Still, some consumers may soon stop spending altogether. “We’re close to the tipping point where people ratchet back what they buy,” says Rowley. This is frustrating for retailers, because it means that consumers will stop buying flip-flops because of the prices of gas and milk. But he says that retailers do have some control over the other reason people stop buying: sticker shock. “The customer will say, ‘You know, I don’t like steak that much.’”

In travel and leisure, companies that are dependent on customers’ disposable income are treading very carefully, says Papandreou, because they risk losing customers altogether. In this industry, it’s a service-by-service calculus: an airline will lose one customer altogether, while a local big-box store might see customers simply spending the same amount as they did last year while buying less. High-end travel-and-leisure companies have more leeway, Papandreou says, because people in the top income quartile can absorb the costs. “There’s more elasticity in the luxury side of the business,” she says. 

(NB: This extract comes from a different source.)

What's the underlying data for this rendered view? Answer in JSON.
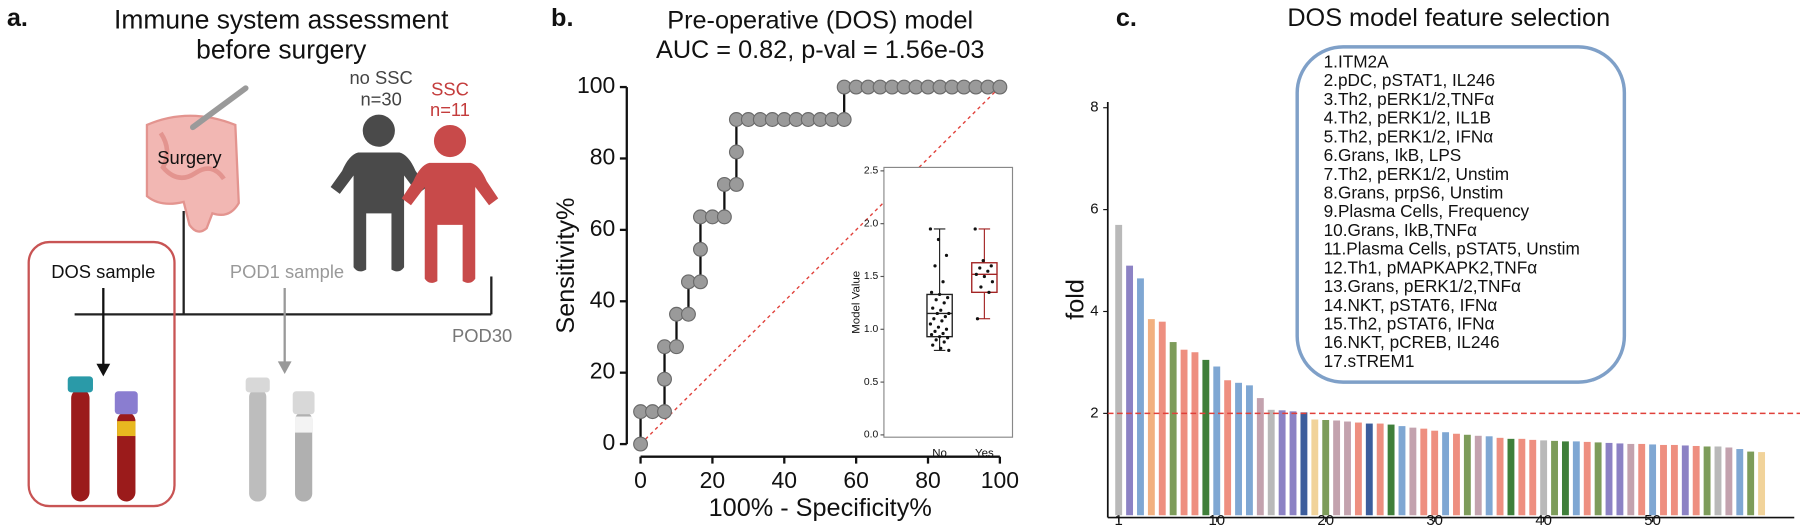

The market to worry least about is B2B. “They kind of just understand—there’s more tolerance,” says Mark Grimshaw, senior client partner in the Global Sales and Service practice at Korn Ferry. Fewer companies are at risk of losing clients, because often these clients are already invested in their providers’ services or technologies. For them, weathering a 15% price increase is more sensible than switching. But alarms bells can go off if prices jump around 20%, at which point a client company might run a three-year projection and consider switching. Expected increases are tiptoeing toward that tipping point. “The companies that I speak to are seeing, expecting, and absorbing 10% to 18% price increases,” says Grimshaw.